Thierry Beaudemoulin
executiveThank you, Thomas. As always, we would like to end the presentation with concluding remarks. We continue to make good progress step-by-step in various parts of our business, operation, asset disposal and corporate funds. On our rental activity, we continue to deliver strong performance with 4.6% like-for-like rental group compared to the previous year. The operational vacancy of the total portfolio remained at a structural low level of 1.8%. Therefore, we confirm our net rental guidance in the range of EUR 200 million to EUR 210 million for 2024. For our yielding asset portfolio, we observed only a small value decline of minus 2.1% in H1 2024. We expect a stabilization in valuation of yielding asset going forward. We generated net cash of EUR 26 million from the disposal of development project like FourLiving. Furthermore, we successfully prolonged EUR 262 million of bank maturity, leaving us with no outstanding maturity in 2024. By receiving overwhelming approval rate from both the perspective of bondholders and our shareholders, we have made significant progress towards completion of the comprehensive recapitalization, which we expect to complete by the end of September 2024. Through this, we will stabilize the group for the years to come. We would love also to mention that Matthias Moser, an expert in real estate and finance with more than 30-year experience, was appointed for a Board member position at the AGM on June 2024. This follows a resignation of Stefan Kirsten, Heiner Arnoldi and Thomas Zinnocker. With that, the Board of Directors now consists of 5 instead of formerly 7 members. Finally, the audit of the financial statement of 2022 and 2023 is going according to plan, and we expect to publish audited report by end of September 2024. With that, we would like to conclude the presentation and open the floor for any questions you may have.
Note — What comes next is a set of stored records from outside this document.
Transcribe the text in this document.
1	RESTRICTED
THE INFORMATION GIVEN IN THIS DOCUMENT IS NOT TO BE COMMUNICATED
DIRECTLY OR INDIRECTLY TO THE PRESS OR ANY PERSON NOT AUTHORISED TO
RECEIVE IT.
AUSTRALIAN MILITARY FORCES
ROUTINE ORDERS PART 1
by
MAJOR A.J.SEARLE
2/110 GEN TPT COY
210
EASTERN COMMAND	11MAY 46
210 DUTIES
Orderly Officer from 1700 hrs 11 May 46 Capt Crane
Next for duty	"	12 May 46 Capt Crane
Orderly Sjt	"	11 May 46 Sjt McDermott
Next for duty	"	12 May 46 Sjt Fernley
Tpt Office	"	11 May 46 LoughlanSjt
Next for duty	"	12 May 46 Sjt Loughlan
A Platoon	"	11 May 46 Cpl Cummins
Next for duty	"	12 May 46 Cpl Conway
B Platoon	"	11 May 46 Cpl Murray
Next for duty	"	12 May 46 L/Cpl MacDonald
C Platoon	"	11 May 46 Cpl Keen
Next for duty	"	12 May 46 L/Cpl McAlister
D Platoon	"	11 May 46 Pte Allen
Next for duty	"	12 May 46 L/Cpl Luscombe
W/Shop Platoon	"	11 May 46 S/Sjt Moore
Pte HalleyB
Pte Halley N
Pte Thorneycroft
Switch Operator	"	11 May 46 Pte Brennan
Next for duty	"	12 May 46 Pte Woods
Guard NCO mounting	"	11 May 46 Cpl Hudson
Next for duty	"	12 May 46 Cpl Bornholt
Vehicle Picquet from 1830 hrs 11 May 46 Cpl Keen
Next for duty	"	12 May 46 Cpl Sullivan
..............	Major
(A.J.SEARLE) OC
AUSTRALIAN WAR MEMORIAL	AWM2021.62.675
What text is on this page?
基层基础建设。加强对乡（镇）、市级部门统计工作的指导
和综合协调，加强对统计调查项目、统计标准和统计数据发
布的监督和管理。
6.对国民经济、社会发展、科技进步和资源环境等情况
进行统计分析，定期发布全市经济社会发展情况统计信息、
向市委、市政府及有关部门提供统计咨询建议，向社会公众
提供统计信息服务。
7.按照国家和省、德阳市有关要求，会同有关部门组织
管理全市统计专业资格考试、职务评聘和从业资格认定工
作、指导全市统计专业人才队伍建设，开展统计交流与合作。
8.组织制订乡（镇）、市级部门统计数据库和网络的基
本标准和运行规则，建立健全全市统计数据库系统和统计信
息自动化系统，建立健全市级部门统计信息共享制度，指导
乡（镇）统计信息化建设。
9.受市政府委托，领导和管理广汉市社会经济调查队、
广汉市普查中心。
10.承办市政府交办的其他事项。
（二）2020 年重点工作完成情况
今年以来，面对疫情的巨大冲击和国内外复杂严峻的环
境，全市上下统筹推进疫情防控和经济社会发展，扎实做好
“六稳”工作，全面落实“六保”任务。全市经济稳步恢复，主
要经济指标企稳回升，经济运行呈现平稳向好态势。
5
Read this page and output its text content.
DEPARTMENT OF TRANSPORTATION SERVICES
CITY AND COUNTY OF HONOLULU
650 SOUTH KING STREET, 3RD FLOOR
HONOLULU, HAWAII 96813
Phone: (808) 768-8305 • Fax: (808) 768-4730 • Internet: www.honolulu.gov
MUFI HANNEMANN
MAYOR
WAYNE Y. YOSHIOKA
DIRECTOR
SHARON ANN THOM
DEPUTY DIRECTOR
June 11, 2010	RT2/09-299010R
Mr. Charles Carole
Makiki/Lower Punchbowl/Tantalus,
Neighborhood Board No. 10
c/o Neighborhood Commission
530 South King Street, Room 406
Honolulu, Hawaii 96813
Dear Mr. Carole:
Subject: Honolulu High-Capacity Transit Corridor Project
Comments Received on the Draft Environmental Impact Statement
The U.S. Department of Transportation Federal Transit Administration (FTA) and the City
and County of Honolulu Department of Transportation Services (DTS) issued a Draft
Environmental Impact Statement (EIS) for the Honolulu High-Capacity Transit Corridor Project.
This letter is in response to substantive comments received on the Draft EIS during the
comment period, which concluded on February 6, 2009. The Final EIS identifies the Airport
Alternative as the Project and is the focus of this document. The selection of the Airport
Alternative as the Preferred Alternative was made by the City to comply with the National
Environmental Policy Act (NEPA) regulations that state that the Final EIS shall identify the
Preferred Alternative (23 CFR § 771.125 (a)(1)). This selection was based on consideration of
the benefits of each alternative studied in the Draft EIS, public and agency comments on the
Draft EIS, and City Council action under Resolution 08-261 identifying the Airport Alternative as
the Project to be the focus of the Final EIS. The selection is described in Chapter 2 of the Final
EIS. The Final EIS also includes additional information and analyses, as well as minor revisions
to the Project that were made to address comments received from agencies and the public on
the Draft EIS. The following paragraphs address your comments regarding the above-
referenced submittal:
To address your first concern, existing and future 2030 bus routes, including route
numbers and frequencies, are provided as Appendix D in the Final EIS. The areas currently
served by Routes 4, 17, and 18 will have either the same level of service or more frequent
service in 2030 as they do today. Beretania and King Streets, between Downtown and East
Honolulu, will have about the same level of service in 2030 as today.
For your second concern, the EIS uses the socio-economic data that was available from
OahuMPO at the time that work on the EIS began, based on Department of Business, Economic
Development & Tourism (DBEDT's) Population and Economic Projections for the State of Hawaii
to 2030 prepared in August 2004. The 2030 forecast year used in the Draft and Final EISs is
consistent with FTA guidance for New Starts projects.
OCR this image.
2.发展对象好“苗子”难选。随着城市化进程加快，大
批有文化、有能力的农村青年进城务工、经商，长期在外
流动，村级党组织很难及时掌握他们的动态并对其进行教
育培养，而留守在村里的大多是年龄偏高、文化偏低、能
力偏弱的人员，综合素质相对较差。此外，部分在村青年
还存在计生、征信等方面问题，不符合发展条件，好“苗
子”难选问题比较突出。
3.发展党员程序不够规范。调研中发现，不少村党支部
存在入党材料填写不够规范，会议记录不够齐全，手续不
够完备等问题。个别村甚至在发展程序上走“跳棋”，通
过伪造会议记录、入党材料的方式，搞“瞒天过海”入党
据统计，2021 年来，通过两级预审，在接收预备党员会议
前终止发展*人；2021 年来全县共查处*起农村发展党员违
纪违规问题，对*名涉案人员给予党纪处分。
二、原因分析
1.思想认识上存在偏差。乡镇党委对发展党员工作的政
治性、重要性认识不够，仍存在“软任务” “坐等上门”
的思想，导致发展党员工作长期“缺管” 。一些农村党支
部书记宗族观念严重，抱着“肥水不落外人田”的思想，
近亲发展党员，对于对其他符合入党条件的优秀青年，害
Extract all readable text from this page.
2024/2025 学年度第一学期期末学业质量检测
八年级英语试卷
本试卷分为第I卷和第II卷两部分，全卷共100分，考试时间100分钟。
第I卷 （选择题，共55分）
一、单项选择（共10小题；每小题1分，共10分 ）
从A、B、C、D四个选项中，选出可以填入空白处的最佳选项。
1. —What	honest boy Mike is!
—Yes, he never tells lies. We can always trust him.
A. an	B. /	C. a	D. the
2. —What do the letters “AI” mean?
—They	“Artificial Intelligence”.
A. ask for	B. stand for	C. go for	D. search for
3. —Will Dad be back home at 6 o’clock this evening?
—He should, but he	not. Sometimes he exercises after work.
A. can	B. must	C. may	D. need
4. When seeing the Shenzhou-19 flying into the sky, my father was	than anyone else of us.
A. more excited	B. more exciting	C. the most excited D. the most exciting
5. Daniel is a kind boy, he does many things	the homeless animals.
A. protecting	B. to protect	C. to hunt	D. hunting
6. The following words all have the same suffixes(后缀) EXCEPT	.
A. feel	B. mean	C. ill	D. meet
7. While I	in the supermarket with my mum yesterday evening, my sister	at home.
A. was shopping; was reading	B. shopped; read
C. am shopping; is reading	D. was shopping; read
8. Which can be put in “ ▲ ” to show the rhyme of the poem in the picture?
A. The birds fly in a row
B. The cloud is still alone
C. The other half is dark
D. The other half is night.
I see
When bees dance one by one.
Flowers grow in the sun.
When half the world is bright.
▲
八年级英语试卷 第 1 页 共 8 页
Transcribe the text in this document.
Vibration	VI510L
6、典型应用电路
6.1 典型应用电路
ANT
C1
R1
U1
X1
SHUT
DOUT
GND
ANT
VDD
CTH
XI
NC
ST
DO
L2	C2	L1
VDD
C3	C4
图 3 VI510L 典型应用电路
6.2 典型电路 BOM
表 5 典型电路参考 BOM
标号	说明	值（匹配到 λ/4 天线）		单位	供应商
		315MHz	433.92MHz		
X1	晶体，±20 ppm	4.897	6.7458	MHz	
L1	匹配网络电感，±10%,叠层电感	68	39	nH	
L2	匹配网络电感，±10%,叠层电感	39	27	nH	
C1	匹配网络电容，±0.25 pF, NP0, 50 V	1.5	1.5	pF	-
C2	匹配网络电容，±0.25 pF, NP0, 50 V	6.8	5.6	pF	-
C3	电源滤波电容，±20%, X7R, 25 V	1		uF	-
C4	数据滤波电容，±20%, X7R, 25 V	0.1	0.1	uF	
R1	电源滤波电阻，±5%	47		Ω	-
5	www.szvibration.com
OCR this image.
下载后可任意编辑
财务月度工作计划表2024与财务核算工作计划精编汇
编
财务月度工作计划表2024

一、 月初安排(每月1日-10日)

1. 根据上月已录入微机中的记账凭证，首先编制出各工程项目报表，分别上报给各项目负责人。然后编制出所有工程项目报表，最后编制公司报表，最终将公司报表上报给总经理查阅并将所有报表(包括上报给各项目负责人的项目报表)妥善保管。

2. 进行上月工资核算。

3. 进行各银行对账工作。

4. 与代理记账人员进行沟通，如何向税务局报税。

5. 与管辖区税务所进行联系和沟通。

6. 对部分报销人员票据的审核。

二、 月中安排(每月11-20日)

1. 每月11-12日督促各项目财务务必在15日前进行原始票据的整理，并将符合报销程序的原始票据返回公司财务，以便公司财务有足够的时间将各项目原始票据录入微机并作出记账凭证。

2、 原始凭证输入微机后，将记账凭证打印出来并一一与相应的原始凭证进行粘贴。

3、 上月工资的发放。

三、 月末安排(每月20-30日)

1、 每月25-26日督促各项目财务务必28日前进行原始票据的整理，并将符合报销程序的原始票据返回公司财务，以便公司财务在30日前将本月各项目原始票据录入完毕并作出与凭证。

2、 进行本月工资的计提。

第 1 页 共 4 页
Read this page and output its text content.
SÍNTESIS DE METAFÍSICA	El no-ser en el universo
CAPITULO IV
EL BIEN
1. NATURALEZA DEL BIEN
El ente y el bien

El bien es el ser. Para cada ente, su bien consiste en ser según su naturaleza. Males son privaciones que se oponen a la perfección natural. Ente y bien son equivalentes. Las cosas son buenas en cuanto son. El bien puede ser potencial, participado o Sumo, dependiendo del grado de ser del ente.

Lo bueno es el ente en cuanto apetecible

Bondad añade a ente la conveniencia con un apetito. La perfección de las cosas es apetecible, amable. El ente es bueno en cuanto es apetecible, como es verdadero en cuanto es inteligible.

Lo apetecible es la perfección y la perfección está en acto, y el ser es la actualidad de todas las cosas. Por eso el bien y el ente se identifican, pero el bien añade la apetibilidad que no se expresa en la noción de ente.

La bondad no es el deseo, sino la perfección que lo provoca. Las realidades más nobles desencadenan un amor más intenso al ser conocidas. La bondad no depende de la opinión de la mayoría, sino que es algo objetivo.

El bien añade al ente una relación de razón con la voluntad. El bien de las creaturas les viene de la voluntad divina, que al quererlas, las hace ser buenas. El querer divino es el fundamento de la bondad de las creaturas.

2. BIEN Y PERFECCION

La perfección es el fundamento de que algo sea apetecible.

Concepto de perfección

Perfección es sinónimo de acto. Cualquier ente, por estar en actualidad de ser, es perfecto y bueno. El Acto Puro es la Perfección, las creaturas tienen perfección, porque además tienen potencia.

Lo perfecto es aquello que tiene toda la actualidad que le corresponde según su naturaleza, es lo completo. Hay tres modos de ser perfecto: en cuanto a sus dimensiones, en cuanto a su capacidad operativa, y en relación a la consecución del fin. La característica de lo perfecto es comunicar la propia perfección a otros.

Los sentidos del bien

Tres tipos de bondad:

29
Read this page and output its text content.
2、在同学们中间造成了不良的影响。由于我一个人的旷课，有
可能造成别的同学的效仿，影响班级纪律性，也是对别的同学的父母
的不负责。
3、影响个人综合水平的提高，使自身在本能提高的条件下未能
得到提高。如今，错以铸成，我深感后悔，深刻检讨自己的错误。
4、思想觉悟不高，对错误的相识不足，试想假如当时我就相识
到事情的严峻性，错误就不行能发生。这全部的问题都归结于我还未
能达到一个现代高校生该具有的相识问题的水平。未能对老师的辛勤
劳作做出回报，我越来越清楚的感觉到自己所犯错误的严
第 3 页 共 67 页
Julian, over to you for the Q&A.
Julian Mahlert
executiveThank you, Thierry. And with that, back to Alice. Please start the Q&A.
Operator
operator[Operator Instructions] Gentlemen, since we have no questions, I'll hand over to you, Mr. Beaudemoulin for any closing remarks.
Thierry Beaudemoulin
executiveSo thank you for attending our call today. As you have seen, we are making good progress on our plan for this year, and we look forward to speaking you next time and to update you on further progress. Thank you, and have a good day.
Operator
operatorLadies and gentlemen, the conference is now over. Thank you for choosing Chorus Call, and thank you for participating in the conference. You may now disconnect your lines. Goodbye.